Strong Inapproximability for a Promise Rank Problem
Provides strong inapproximability for a basic promise rank problem, with implications for hardness of coding and lattice problems.
The paper proves that, given a linear subspace of matrices over a finite field promised to contain a rank-1 matrix, it is hard to find a matrix of rank n^{o(1/\\log\\log n)} unless NP has sub-exponential algorithms. This result drives PCP-free inapproximability for minimum distance and shortest vector problems.

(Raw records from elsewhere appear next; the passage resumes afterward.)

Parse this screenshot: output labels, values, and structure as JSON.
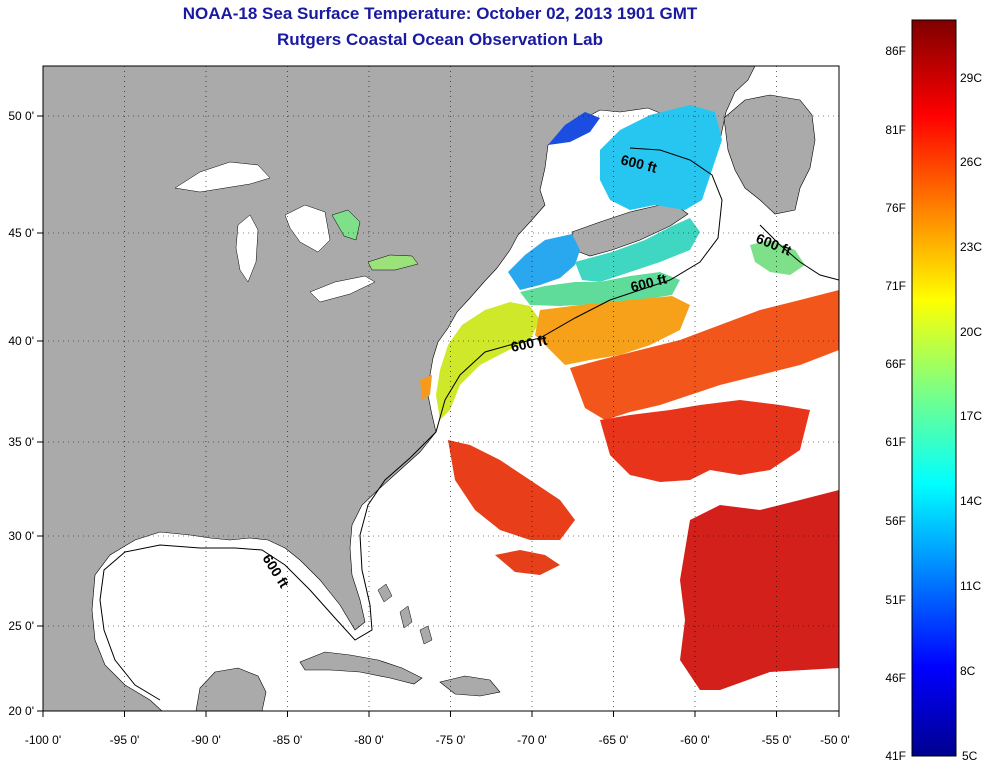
{
  "header": {
    "title": "NOAA-18 Sea Surface Temperature:  October 02, 2013 1901 GMT",
    "subtitle": "Rutgers Coastal Ocean Observation Lab"
  },
  "map": {
    "x_ticks": [
      "-100 0'",
      "-95 0'",
      "-90 0'",
      "-85 0'",
      "-80 0'",
      "-75 0'",
      "-70 0'",
      "-65 0'",
      "-60 0'",
      "-55 0'",
      "-50 0'"
    ],
    "y_ticks": [
      "50 0'",
      "45 0'",
      "40 0'",
      "35 0'",
      "30 0'",
      "25 0'",
      "20 0'"
    ],
    "contour_label": "600 ft",
    "colors": {
      "land": "#aaaaaa",
      "water_nodata": "#ffffff",
      "title": "#1a1aa0"
    }
  },
  "colorbar": {
    "fahrenheit_labels": [
      "86F",
      "81F",
      "76F",
      "71F",
      "66F",
      "61F",
      "56F",
      "51F",
      "46F",
      "41F"
    ],
    "celsius_labels": [
      "29C",
      "26C",
      "23C",
      "20C",
      "17C",
      "14C",
      "11C",
      "8C",
      "5C"
    ]
  }
}
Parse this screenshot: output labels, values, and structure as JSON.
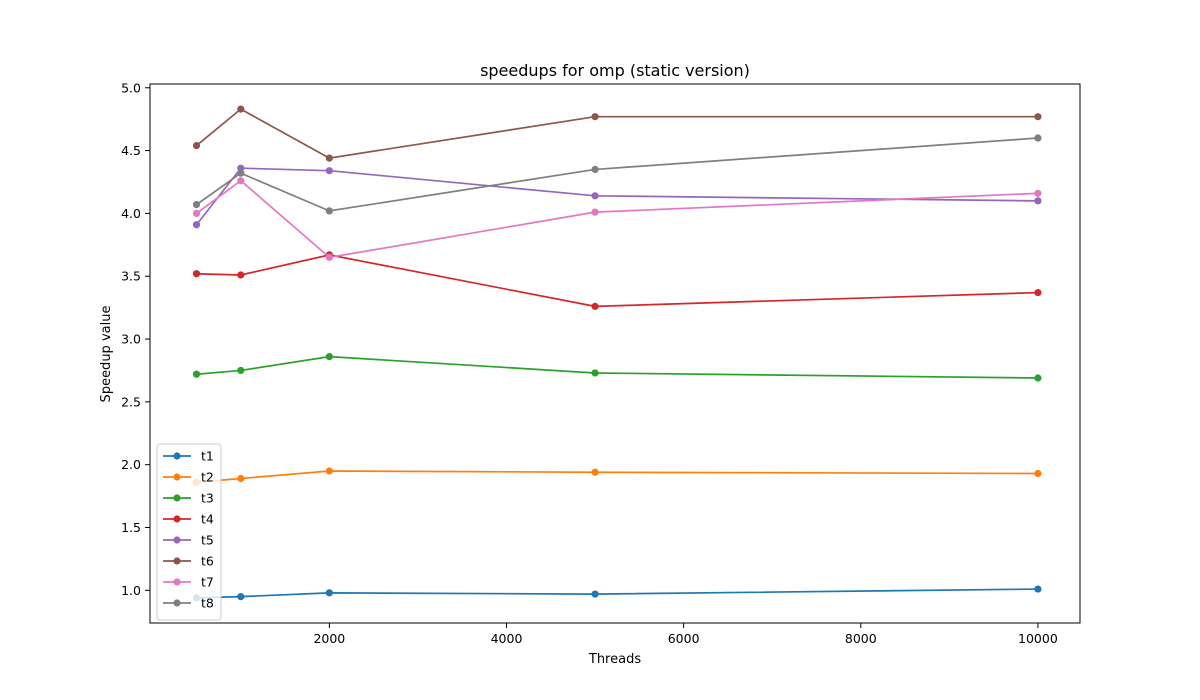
{
  "chart_data": {
    "type": "line",
    "title": "speedups for omp (static version)",
    "xlabel": "Threads",
    "ylabel": "Speedup value",
    "x": [
      500,
      1000,
      2000,
      5000,
      10000
    ],
    "xlim": [
      -25,
      10475
    ],
    "ylim": [
      0.74,
      5.03
    ],
    "xticks": [
      2000,
      4000,
      6000,
      8000,
      10000
    ],
    "yticks": [
      1.0,
      1.5,
      2.0,
      2.5,
      3.0,
      3.5,
      4.0,
      4.5,
      5.0
    ],
    "grid": false,
    "legend": "lower-left",
    "series": [
      {
        "name": "t1",
        "color": "#1f77b4",
        "values": [
          0.94,
          0.95,
          0.98,
          0.97,
          1.01
        ]
      },
      {
        "name": "t2",
        "color": "#ff7f0e",
        "values": [
          1.86,
          1.89,
          1.95,
          1.94,
          1.93
        ]
      },
      {
        "name": "t3",
        "color": "#2ca02c",
        "values": [
          2.72,
          2.75,
          2.86,
          2.73,
          2.69
        ]
      },
      {
        "name": "t4",
        "color": "#d62728",
        "values": [
          3.52,
          3.51,
          3.67,
          3.26,
          3.37
        ]
      },
      {
        "name": "t5",
        "color": "#9467bd",
        "values": [
          3.91,
          4.36,
          4.34,
          4.14,
          4.1
        ]
      },
      {
        "name": "t6",
        "color": "#8c564b",
        "values": [
          4.54,
          4.83,
          4.44,
          4.77,
          4.77
        ]
      },
      {
        "name": "t7",
        "color": "#e377c2",
        "values": [
          4.0,
          4.26,
          3.65,
          4.01,
          4.16
        ]
      },
      {
        "name": "t8",
        "color": "#7f7f7f",
        "values": [
          4.07,
          4.32,
          4.02,
          4.35,
          4.6
        ]
      }
    ]
  }
}
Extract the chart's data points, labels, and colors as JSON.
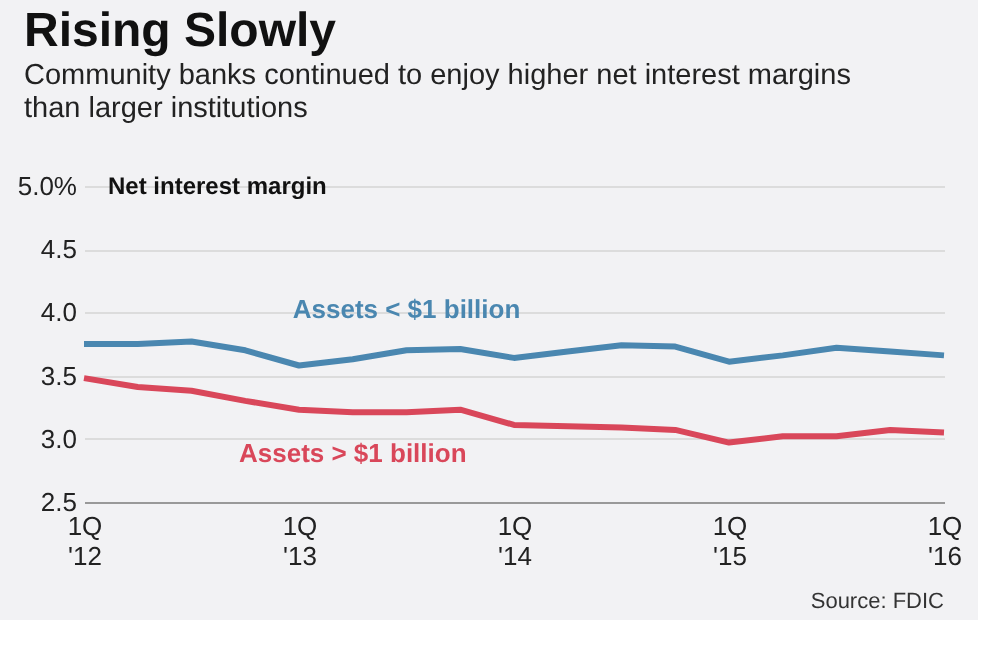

Given a linear subspace of $n \times n$ matrices over $\mathbb F_{2^r}$ that is promised to contain a matrix of rank $1$, we prove that it is hard to find a matrix of rank $n^{o(1/\log \log n)}$, assuming NP doesn't have sub-exponential algorithms. In addition to being a basic problem, the hardness of this problem, even for the exact version, drove recent PCP-free inapproximability results for minimum distance and shortest vector problems concerning codes and lattices. The proof combines the concept of superposition soundness introduced by Khot and Saket with moment matrices. To produce a rank-gap of $1$ vs. $k$, the reduction runs in time $n^{O(\log k)}$. We also give another moment-matrix-based construction which runs in time $n^{O(k)}$ but works for any finite field $\mathbb F_q$.